Brief Bioinform. 2011 Sep;12(5):485-8. doi: 10.1093/bib/bbr025. Epub 2011 Jun 11.
There is a great need for standards in the orthology field. Users must contend with different ortholog data representations from each provider, and the providers themselves must independently gather and parse the input sequence data. These burdensome and redundant procedures make data comparison and integration difficult. We have designed two XML-based formats, SeqXML and OrthoXML, to solve these problems. SeqXML is a lightweight format for sequence records-the input for orthology prediction.

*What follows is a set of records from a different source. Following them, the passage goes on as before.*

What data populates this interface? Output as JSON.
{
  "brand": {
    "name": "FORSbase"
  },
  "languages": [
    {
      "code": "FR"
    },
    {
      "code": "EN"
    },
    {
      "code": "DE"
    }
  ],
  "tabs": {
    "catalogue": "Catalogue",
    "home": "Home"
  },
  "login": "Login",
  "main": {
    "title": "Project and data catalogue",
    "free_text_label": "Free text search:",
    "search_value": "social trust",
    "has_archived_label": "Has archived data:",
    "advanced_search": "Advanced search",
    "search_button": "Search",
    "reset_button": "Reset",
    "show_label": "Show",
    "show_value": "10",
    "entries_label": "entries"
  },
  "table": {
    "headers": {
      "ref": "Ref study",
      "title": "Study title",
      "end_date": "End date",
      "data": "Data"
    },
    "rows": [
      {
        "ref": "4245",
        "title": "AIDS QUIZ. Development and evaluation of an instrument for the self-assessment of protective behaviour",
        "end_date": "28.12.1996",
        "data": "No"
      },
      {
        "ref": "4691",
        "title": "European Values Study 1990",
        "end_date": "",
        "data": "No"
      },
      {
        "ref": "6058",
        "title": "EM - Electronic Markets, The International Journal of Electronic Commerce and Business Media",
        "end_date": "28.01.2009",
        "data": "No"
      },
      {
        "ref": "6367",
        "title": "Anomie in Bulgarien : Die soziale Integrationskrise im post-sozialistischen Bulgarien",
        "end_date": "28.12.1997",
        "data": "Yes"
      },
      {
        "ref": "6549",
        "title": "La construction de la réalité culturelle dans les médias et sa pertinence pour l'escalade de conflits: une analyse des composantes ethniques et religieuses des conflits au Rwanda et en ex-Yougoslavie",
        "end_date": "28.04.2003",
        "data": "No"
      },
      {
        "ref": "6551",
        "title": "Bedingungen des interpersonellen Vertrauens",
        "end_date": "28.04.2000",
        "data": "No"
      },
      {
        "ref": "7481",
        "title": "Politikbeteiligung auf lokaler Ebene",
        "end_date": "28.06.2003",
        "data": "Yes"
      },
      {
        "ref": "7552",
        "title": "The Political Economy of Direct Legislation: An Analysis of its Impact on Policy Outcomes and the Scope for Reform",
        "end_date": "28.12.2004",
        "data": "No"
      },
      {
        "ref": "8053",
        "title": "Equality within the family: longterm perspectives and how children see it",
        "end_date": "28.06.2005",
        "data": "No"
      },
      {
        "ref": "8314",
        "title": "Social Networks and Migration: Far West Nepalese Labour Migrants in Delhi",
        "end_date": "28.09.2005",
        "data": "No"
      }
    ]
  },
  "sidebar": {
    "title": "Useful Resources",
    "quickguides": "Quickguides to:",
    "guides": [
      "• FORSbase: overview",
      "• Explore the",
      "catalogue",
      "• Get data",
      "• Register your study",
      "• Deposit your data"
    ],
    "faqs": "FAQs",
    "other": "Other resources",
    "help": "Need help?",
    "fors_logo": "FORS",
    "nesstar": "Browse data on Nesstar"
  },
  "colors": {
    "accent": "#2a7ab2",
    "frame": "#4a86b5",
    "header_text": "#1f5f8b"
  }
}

It stores the same sequence and metadata as typical FASTA format records, but overcomes common problems such as unstructured metadata in the header and erroneous sequence content. XML provides validation to prevent data integrity problems that are frequent in FASTA files. The range of applications for SeqXML is broad and not limited to ortholog prediction. We provide read/write functions for BioJava, BioPerl, and Biopython. OrthoXML was designed to represent ortholog assignments from any source in a consistent and structured way, yet cater to specific needs such as scoring schemes or meta-information. A unified format is particularly valuable for ortholog consumers that want to integrate data from numerous resources, e.g. for gene annotation projects. Reference proteomes for 61 organisms are already available in SeqXML, and 10 orthology databases have signed on to OrthoXML. Adoption by the entire field would substantially facilitate exchange and quality control of sequence and orthology information.
在同源物领域,标准的制定非常重要。用户必须应对每个提供者提供的不同的同源物数据表示,而提供者本身必须独立地收集和解析输入序列数据。这些繁琐且重复的过程使得数据比较和集成变得困难。我们设计了两种基于 XML 的格式,即 SeqXML 和 OrthoXML,以解决这些问题。SeqXML 是一种轻量级的序列记录格式,是同源物预测的输入。它存储与典型 FASTA 格式记录相同的序列和元数据,但克服了常见的问题,如标题中的非结构化元数据和错误的序列内容。XML 提供了验证,以防止 FASTA 文件中常见的数据完整性问题。SeqXML 的应用范围很广,不仅限于同源物预测。我们为 BioJava、BioPerl 和 Biopython 提供了读写功能。OrthoXML 的设计目的是以一致和结构化的方式表示来自任何来源的同源物分配,同时满足特定的需求,如评分方案或元信息。对于想要整合来自众多资源的数据的同源物消费者来说,统一的格式特别有价值,例如用于基因注释项目。已经有 61 个生物体的参考蛋白质组以 SeqXML 的形式提供,并且 10 个同源物数据库已经签署了 OrthoXML。整个领域的采用将大大促进序列和同源物信息的交换和质量控制。